One of the most strategic ways to improve teacher practice is through intensive one-on-one mentoring support. At New Teacher Center, our focus on providing highly-skilled mentors to support new teachers in the classroom through our Teacher Induction Model has proven results in accelerating the effectiveness of new teachers so that every student can succeed.
In 2012, we received the federal Investing in Innovation (i3) Validation Grant, allowing us to expand our work into three sites, pair more mentors with new teachers, and assess which components of our new teacher induction model positively affected teachers and students.

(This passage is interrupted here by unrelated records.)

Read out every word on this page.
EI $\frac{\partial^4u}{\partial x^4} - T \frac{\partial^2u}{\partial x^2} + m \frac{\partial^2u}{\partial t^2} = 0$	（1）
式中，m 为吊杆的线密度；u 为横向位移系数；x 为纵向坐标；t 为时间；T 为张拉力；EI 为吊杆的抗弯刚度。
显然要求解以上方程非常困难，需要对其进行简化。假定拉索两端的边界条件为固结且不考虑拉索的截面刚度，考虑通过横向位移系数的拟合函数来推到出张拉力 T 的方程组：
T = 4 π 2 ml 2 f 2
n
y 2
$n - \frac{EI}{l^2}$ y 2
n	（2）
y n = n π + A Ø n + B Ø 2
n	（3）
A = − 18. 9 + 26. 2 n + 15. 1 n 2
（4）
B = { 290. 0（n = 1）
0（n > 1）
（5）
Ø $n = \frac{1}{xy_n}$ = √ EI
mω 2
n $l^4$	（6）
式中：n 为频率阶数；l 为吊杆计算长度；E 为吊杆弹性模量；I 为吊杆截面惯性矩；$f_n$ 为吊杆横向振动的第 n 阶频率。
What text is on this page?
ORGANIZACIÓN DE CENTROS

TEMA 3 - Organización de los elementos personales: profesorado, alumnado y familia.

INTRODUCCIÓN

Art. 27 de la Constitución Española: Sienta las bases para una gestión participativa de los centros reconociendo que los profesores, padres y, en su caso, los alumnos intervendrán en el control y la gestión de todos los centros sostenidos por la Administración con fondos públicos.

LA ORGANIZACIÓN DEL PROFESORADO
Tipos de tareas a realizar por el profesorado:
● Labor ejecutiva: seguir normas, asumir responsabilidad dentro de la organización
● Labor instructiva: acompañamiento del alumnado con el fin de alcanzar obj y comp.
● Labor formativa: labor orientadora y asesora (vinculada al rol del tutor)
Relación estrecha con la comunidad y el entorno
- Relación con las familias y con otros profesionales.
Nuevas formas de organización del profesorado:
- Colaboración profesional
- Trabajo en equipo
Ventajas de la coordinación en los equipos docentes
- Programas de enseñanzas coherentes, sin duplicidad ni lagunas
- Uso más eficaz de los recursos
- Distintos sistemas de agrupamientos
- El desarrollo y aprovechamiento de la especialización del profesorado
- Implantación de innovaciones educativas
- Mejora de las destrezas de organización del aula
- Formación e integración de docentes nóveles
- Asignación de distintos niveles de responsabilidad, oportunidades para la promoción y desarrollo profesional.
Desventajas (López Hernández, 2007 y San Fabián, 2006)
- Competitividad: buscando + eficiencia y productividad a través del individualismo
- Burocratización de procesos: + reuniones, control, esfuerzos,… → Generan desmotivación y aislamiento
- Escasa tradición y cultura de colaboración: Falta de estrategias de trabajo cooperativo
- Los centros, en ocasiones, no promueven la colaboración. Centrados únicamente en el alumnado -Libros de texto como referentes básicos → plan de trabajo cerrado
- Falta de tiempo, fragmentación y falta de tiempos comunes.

Across the three sites, we collected data between fall 2013 and spring 2015 for two cohorts of teachers using randomized controlled trials and a quasi-experimental approach. We wanted to be able to answer two key questions:
1) Are we implementing NTC’s induction model with high quality, and;
2) Are we improving teacher and student outcomes?
By the end of the second year, we found that NTC treatment teachers received more intense and instructionally-focused supports than control teachers who were receiving the traditional district mentor support. There was more frequent interactions and feedback exchanged and a greater focus on differentiating instruction to meet students’ needs. These differences in support translate into differences in student achievement.
In the early and preliminary examination of student achievement data, the evaluator found that after just one year, students of NTC-supported teachers gained 2 to 3.5 months of additional learning in reading compared to control teachers, and the difference was statistically significant. Though the results in math were not statistically significant, the effects were directionally positive. Additional results on student achievement and teacher retention outcomes are forthcoming. While we can’t yet make broad claims due to pending analyses, we are excited to continue our data collection through spring 2016 and share additional findings of our impact as we learn more.
This coming fall, NTC is expanding this work through an i3 Scale Up award to five additional districts. We have the exciting opportunity to explore the impact of various mentoring supports, such as the use of video technology in classroom observations, virtual professional development offerings, and testing the flexibility of mentor classroom release times in a variety of settings. We want to know not only if we are making an impact, but what components of a mentoring model are critical for meeting students’ needs.
“…after just one year, students of NTC-supported teachers gained 2 to 3.5 months of additional learning in reading compared to control teachers.”
We have maintained a focus on continuously building and improving our services on behalf of new teachers and students through research. We expect districts across the country will benefit as we apply what we learn in i3 across the organization to ensure that we have the necessary programmatic components and data systems in place everywhere we work.
We are at a critical juncture in our organizational history as we work to scale our efforts and reach more teachers and students across the country. It would be easy to rest on our laurels and impact studies done so far. But we know scaling requires precision.
Our i3 grant has helped us precisely define the critical elements of our model, and we look forward to learning more through our evaluation about all of the elements of our model and how they come together to impact teacher retention, instructional practices, and ultimately student success.
It is a tremendous opportunity that benefits New Teacher Center and an entire generation of teachers starting their careers with the support they need to actually make a difference for students.